KRİPTO PARA İLE ÖDEME DETAYI
Mossad'dan alınan ödemelerin kripto para ile yapıldığı tespit edildi. Şebeke üyeleri, kamu kurumlarındaki bağlantıları aracılığıyla elde ettikleri kişisel verileri binlerce liraya sattı.
DİJİTAL KANITLARI DENİZE ATTILAR
MİT operasyonlarından korkan Karakaya, Mossad ile iletişimde kullandığı tüm dijital verileri denize atarak imha etti. Ancak soruşturma birimleri, şebekenin raporlama sistemini deşifre etmeyi başardı.
WHATSAPP GRUBUNDAN CASUSLUK KANITI
Şebeke üyesi Samet Yurtseven'in, Mossad yöneticisi "İgor" ile kurduğu WhatsApp grubu üzerinden fotoğraf ve yazışmalar yaptığı ortaya çıktı. Avukatlık ofisi çalışanı Emre Çalışkan ise sinyal ve kimlik bilgilerini 4.200 TL'ye sattığı tespit edildi.

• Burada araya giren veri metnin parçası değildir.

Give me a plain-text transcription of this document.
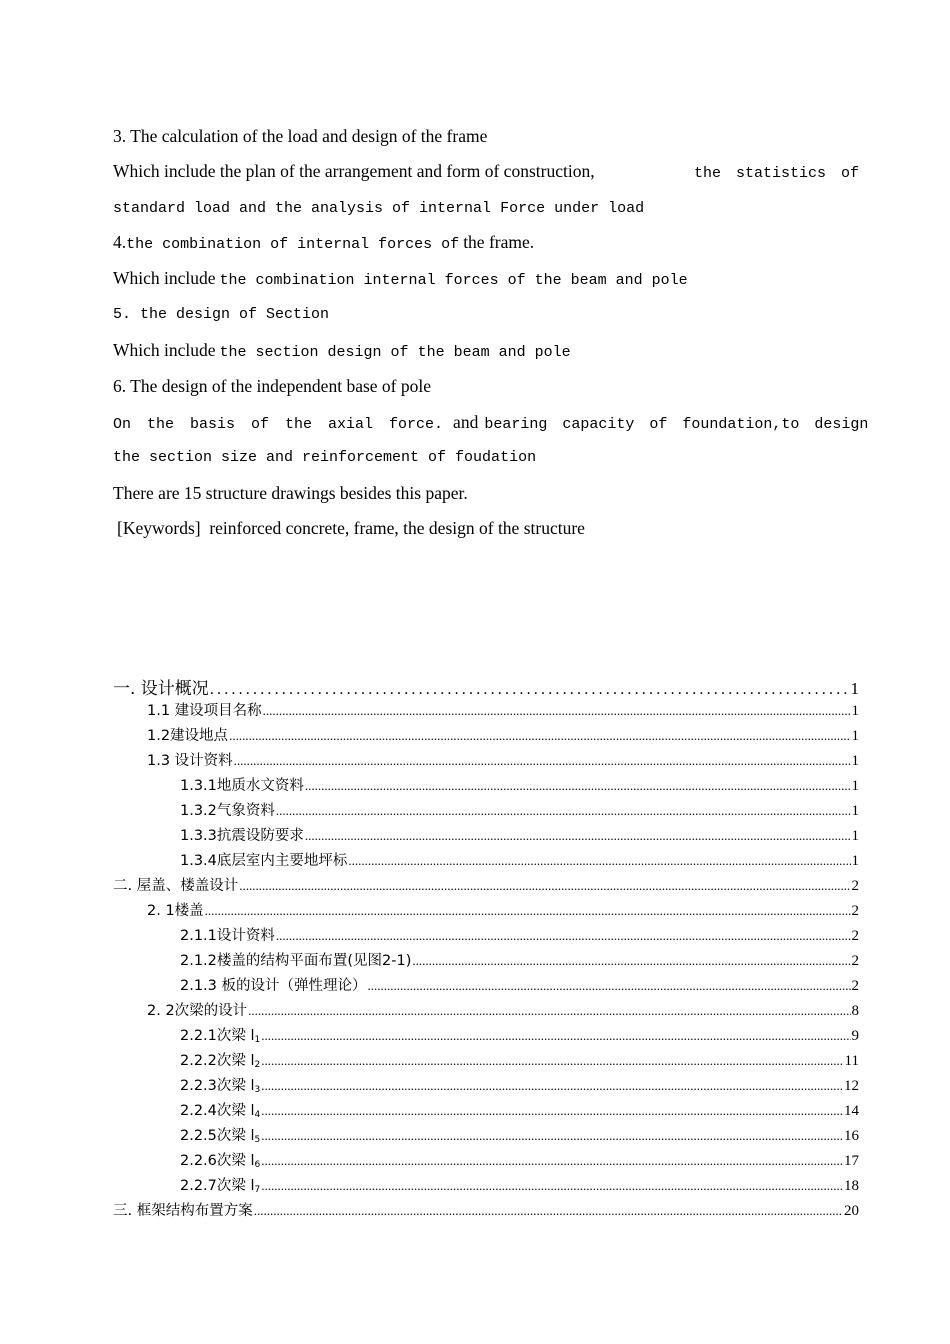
3. The calculation of the load and design of the frame
Which include the plan of the arrangement and form of construction,	the statistics of
standard load and the analysis of internal Force under load
4. the combination of internal forces of the frame.
Which include the combination internal forces of the beam and pole
5. the design of Section
Which include the section design of the beam and pole
6. The design of the independent base of pole
On the basis of the axial force. and bearing capacity of foundation,to design
the section size and reinforcement of foudation
There are 15 structure drawings besides this paper.
[Keywords]  reinforced concrete, frame, the design of the structure
一. 设计概况 .....	1
1.1 建设项目名称 .....	1
1.2建设地点 .....	1
1.3 设计资料 .....	1
1.3.1地质水文资料 .....	1
1.3.2气象资料 .....	1
1.3.3抗震设防要求 .....	1
1.3.4底层室内主要地坪标 .....	1
二. 屋盖、楼盖设计 .....	2
2. 1楼盖 .....	2
2.1.1设计资料 .....	2
2.1.2楼盖的结构平面布置(见图2-1) .....	2
2.1.3 板的设计（弹性理论） .....	2
2. 2次梁的设计 .....	8
2.2.1次梁 $l_1$ .....	9
2.2.2次梁 $l_2$ .....	11
2.2.3次梁 $l_3$ .....	12
2.2.4次梁 $l_4$ .....	14
2.2.5次梁 $l_5$ .....	16
2.2.6次梁 $l_6$ .....	17
2.2.7次梁 $l_7$ .....	18
三. 框架结构布置方案 .....	20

İTİRAFLAR VE CEZA TALEPLERİ
Şüphelilerden Musa Kuş ve Emre Çalışkan, "siyasal casusluk" ve "kişisel veri satma" suçlarını kabul etti. İstanbul Cumhuriyet Başsavcılığı, 9 şüpheli için 640 yıla kadar hapis cezası talep etti.